Defunct political party in Costa Rica

The National Republican Party (Partido Republicano Nacional; PRN) was a political party in Costa Rica.

==History==
A loosely liberal party was founded under the leadership of Máximo Fernández Alvarado known simply as Republican Party in 1901, its candidate was Fernández himself three times. The party's candidate Ricardo Jiménez Oreamuno was elected president in 1910. A non-elected president member of the party was Alfredo González Flores who became the only president of Costa Rica appointed by the Congress.

After electing Jiménez on three occasions, the party also secured the election of León Cortés Castro in 1936, Rafael Ángel Calderón Guardia in 1940 and Teodoro Picado Michalski in 1944 becoming a dominant party. During Calderón's leadership the party moved toward Christian democracy and Christian socialism making some of the country's first social reforms in alliance with the Communist Party.

In 1940, the National Republican Party won the elections. Criticism over corruption, authoritarianism and voting fraud against the party and the results of the 1948 election in which the republican-dominated Congress overturned the elections because its candidate Calderón apparently lost because of the 1948 Civil War. After that the party was banned for a while and its leaders Calderón and Picado in exile. The party would still remain relevant in the political system once democracy was restored but would only attain power in coalition with liberal forces (the party endorsed the successful candidacies of Mario Echandi and José Joaquín Trejos as part of alliances with other parties), eventually disappearing.

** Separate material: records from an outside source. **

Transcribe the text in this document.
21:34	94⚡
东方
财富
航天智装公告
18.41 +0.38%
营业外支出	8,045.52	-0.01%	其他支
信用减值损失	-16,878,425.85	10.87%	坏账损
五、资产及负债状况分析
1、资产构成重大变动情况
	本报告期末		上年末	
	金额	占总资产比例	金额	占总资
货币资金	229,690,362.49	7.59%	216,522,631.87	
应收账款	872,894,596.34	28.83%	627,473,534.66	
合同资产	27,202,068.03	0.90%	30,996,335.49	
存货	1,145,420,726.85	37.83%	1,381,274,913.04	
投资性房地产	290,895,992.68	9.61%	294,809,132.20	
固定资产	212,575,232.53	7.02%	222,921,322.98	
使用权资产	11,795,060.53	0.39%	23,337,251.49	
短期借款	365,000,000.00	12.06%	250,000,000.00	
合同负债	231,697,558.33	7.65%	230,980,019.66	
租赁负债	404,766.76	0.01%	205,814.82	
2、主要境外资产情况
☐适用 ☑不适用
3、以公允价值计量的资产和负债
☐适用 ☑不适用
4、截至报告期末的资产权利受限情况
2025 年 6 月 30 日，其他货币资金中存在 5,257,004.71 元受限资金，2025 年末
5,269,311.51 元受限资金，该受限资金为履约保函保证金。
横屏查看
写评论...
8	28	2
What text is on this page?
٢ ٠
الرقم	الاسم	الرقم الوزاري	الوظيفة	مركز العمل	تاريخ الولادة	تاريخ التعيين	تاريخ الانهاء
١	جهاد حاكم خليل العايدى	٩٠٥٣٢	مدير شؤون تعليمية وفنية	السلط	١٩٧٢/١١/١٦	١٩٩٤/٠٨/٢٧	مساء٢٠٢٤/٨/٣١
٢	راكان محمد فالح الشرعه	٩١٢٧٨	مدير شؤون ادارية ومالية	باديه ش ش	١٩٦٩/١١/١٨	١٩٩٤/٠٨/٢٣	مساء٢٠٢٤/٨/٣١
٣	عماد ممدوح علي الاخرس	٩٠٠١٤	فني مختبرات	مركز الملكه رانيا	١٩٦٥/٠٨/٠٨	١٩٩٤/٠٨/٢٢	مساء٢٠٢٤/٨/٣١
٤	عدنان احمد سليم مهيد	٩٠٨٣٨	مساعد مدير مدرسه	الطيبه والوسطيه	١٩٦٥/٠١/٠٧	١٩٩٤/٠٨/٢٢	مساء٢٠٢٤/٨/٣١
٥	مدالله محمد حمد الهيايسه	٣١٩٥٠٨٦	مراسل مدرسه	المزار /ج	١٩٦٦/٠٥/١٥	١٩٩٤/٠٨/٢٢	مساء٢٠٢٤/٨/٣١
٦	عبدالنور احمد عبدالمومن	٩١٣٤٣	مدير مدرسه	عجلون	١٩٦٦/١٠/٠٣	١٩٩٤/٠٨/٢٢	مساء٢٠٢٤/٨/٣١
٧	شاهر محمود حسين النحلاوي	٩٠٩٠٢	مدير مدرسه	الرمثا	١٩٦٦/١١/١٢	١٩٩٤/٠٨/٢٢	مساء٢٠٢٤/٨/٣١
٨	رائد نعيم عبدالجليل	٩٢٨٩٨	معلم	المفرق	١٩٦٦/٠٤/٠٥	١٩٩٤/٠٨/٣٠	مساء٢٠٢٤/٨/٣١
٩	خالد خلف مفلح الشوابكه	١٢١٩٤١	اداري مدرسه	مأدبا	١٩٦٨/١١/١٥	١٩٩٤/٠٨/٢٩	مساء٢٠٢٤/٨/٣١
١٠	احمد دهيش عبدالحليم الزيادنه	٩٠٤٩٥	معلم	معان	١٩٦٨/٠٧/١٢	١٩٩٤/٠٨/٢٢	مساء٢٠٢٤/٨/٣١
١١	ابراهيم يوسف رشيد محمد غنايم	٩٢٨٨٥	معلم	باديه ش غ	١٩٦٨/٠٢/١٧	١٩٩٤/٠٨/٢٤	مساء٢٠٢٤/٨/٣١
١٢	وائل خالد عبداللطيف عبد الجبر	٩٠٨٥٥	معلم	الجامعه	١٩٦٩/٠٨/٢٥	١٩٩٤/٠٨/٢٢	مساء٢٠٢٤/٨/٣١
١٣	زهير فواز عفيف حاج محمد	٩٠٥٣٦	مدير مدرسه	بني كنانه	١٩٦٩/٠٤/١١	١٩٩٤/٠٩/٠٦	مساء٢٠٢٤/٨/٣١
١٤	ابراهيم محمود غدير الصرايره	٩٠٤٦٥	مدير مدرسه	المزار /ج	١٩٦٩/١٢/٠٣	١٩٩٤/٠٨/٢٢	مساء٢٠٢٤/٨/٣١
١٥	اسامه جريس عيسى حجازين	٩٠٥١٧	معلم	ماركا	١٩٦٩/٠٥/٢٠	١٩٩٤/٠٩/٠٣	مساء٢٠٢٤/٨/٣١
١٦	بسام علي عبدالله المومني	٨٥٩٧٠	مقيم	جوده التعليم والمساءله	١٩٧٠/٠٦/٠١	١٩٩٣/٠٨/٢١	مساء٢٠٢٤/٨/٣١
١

Rafael Ángel Calderón Fournier (Calderón's son) founded a new party named Social Christian Republican Party in 2014 using the traditional party's colors and flag.

==Ideology==
While the party was initially associated with coffee growing oligarchs and liberal elites and supported policies favorable towards these groups, the party moved towards Catholic socialist principles and alliance with the communists in the 1940s. Under the presidency of Calderón Guardia, the party "eschewed the support of the coffee oligarchy and developed a broad coalition, which included the Catholic Church and the Communist Party", and the party reoriented itself as "an instrument of the working and middle groups".